However, contestant argues that the mere "use" of the courtroom is a violation in itself of the Act.

It is a matter of common knowledge that governors and state officials are often interviewed and photographed in their respective offices during election campaigns or in regard to political matters. It would be unrealistic to contend that a governor could not answer political questions proposed by reporters while he sat at his desk in the State Capitol. Legislators and state officials are shown sitting at their desks in campaign literature. State officials and members of the legislature are often interviewed by the media on political matters in the halls, chambers, and offices of the State Capitol. We mention these common occurrences because surely if the legislature intended such "use" of state property to be a violation of the Corrupt Practices Act, it would have so provided in specific and clear terms. We hold that it was not the purpose or intent of the legislature for the Act to be given the broad construction asserted by the contestant on this appeal. A Corrupt Practices Act is penal in nature and should be strictly construed. The construction of such statute should be reasonable. 26 Am.Jur.2d § 288, p. 113. As a matter of public policy, elections are not lightly set aside, especially when they have been so held as to afford a free and fair expression of popular will. 29 C.J.S. § 249 Elections.

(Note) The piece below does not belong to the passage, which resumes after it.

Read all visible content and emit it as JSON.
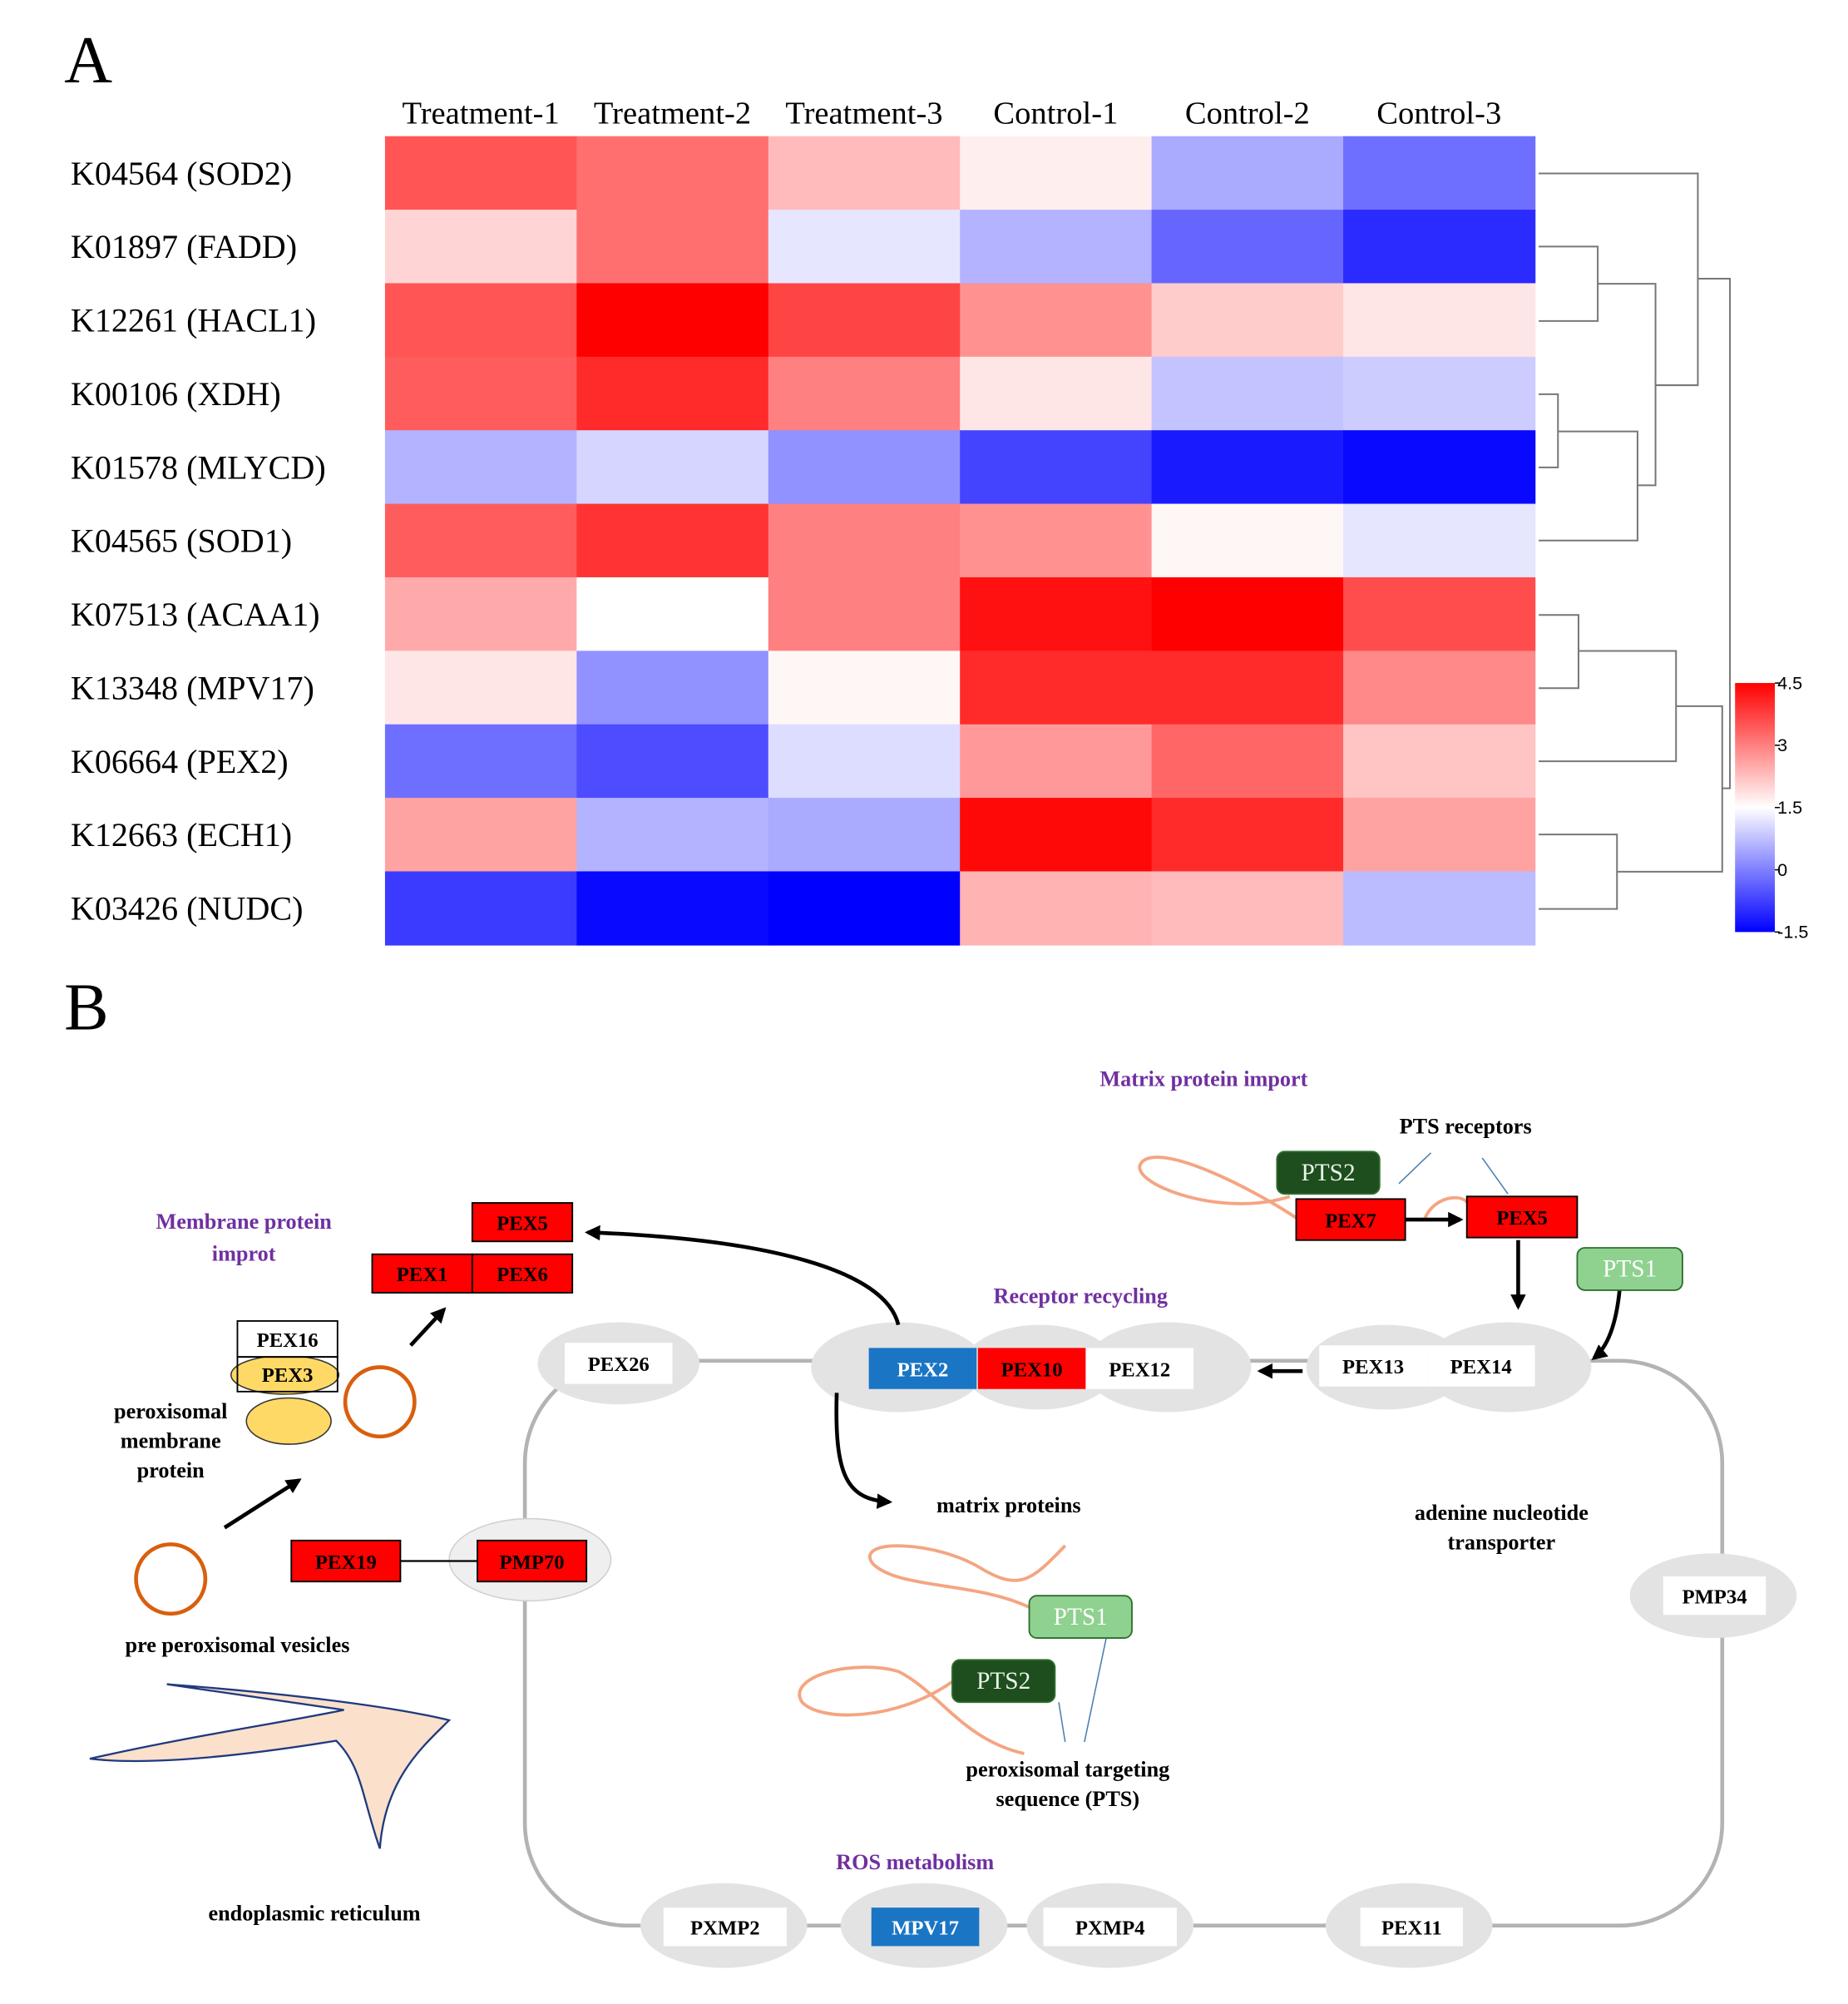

There are other defenses raised by counsel for VandeWalle, including the contention that a Supreme Court Judge can only be removed from office through impeachment proceedings under Section 196 of the North Dakota Constitution. However, we have chosen to decide this case on its merits. We hold there was not a violation of the Corrupt Practices Act. The decision of the district court dismissing the action is affirmed.

All judges concur.

ILVEDSON, Acting C. J., and HEEN, BAKKEN, ECKERT and MUGGLI, all District Judges, sitting for ERICKSTAD, C. J., and PAULSON, PEDERSON, SAND, and VANDEWALLE, JJ., disqualified.